Le loyer du T3 s’élève à 620 € charges comprises. Dylan en paie la moitié, soit 310 €. Pour Perpignan, c’est un tarif correct — le loyer médian pour un T3 dans la ville tourne autour de 590 à 650 € selon les quartiers. Le couple a trouvé cet appartement via le bouche-à-oreille, sans frais d’agence.

Table de cuisine avec relevé bancaire et casque de scooter

L’assurance habitation lui coûte 18 € par mois, prélevée sur son compte à lui puisque le bail est à son nom. Sa mutuelle santé, souscrite en individuel faute de couverture collective suffisante chez son employeur, revient à 42 € mensuels.

Côté transports, Dylan n’a pas de voiture. Il se déplace en scooter 125 cm³ acheté d’occasion 1 800 €, déjà remboursé. L’assurance du scooter lui coûte 35 € par mois, et l’essence environ 45 €. Il fait le trajet domicile-travail en dix minutes, ce qui reste un luxe comparé à d’autres professions. Un conducteur de bus à Lyon, par exemple, dépense bien plus en transport malgré un salaire comparable.

Son forfait téléphone revient à 12 € (forfait B&You 100 Go). Internet est payé par Manon. Netflix à 13,50 € et un abonnement Spotify Duo à 17 € complètent le tableau numérique. Dylan règle les deux.

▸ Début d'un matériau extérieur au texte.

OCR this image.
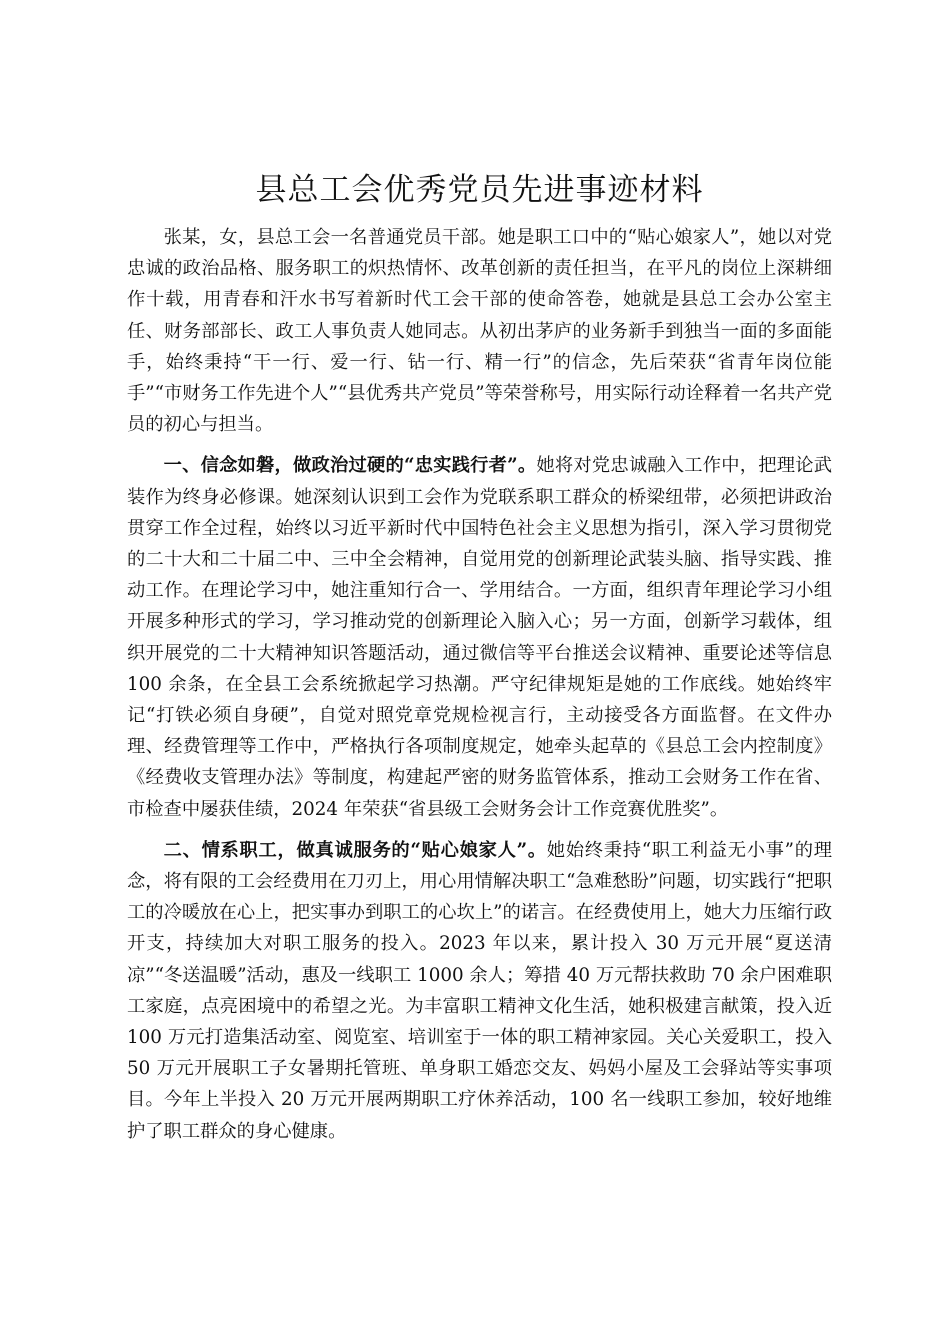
县总工会优秀党员先进事迹材料

张某，女，县总工会一名普通党员干部。她是职工口中的“贴心娘家人”，她以对党忠诚的政治品格、服务职工的炽热情怀、改革创新的责任担当，在平凡的岗位上深耕细作十载，用青春和汗水书写着新时代工会干部的使命答卷，她就是县总工会办公室主任、财务部部长、政工人事负责人她同志。从初出茅庐的业务新手到独当一面的多面能手，始终秉持“干一行、爱一行、钻一行、精一行”的信念，先后荣获“省青年岗位能手”“市财务工作先进个人”“县优秀共产党员”等荣誉称号，用实际行动诠释着一名共产党员的初心与担当。

一、信念如磐，做政治过硬的“忠实践行者”。她将对党忠诚融入工作中，把理论武装作为终身必修课。她深刻认识到工会作为党联系职工群众的桥梁纽带，必须把讲政治贯穿工作全过程，始终以习近平新时代中国特色社会主义思想为指引，深入学习贯彻党的二十大和二十届二中、三中全会精神，自觉用党的创新理论武装头脑、指导实践、推动工作。在理论学习中，她注重知行合一、学用结合。一方面，组织青年理论学习小组开展多种形式的学习，学习推动党的创新理论入脑入心；另一方面，创新学习载体，组织开展党的二十大精神知识答题活动，通过微信等平台推送会议精神、重要论述等信息 100 余条，在全县工会系统掀起学习热潮。严守纪律规矩是她的工作底线。她始终牢记“打铁必须自身硬”，自觉对照党章党规检视言行，主动接受各方面监督。在文件办理、经费管理等工作中，严格执行各项制度规定，她牵头起草的《县总工会内控制度》《经费收支管理办法》等制度，构建起严密的财务监管体系，推动工会财务工作在省、市检查中屡获佳绩，2024 年荣获“省县级工会财务会计工作竞赛优胜奖”。

二、情系职工，做真诚服务的“贴心娘家人”。她始终秉持“职工利益无小事”的理念，将有限的工会经费用在刀刃上，用心用情解决职工“急难愁盼”问题，切实践行“把职工的冷暖放在心上，把实事办到职工的心坎上”的诺言。在经费使用上，她大力压缩行政开支，持续加大对职工服务的投入。2023 年以来，累计投入 30 万元开展“夏送清凉”“冬送温暖”活动，惠及一线职工 1000 余人；筹措 40 万元帮扶救助 70 余户困难职工家庭，点亮困境中的希望之光。为丰富职工精神文化生活，她积极建言献策，投入近 100 万元打造集活动室、阅览室、培训室于一体的职工精神家园。关心关爱职工，投入 50 万元开展职工子女暑期托管班、单身职工婚恋交友、妈妈小屋及工会驿站等实事项目。今年上半投入 20 万元开展两期职工疗休养活动，100 名一线职工参加，较好地维护了职工群众的身心健康。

L’impôt sur le revenu, prélevé à la source, représente 48 € par mois sur sa fiche de paie. Ce montant tient compte de son statut non marié et sans enfant. Au total, ses dépenses fixes personnelles atteignent 540,50 € par mois. Il lui reste donc 1 309,50 € pour tout le reste — mais ce « reste » fond plus vite qu’on ne le pense.

Là où l’argent file sans prévenir

Les courses alimentaires représentent le plus gros poste variable du couple. Ensemble, ils dépensent environ 420 € par mois, répartis à parts égales. La part de Dylan : 210 €. Ils font leurs achats principalement chez Lidl et au marché de Cassanyes le dimanche matin.

« Je mange beaucoup de pâtes et de légumes frais, c’est le réflexe du métier. À force de voir de la pizza toute la journée, le soir j’ai envie de tout sauf de fromage fondu. » Dylan cuisine à la maison les jours de repos, ce qui limite les dépenses en restauration.

Les sorties restent modestes : un ou deux verres en terrasse le lundi soir (son jour de repos), parfois un restaurant une fois par mois avec Manon. Budget estimé : 75 € mensuels. Le prix d’un café en terrasse a grimpé, même à Perpignan.

Le shopping représente environ 50 € par mois, essentiellement des vêtements de travail — pantalons et chaussures de sécurité s’usent vite devant un four à 400 °C. Pour ses fringues personnelles, Dylan avoue ne quasiment rien dépenser : « Je vis en short et tongs de mars à octobre, c’est l’avantage du Sud. »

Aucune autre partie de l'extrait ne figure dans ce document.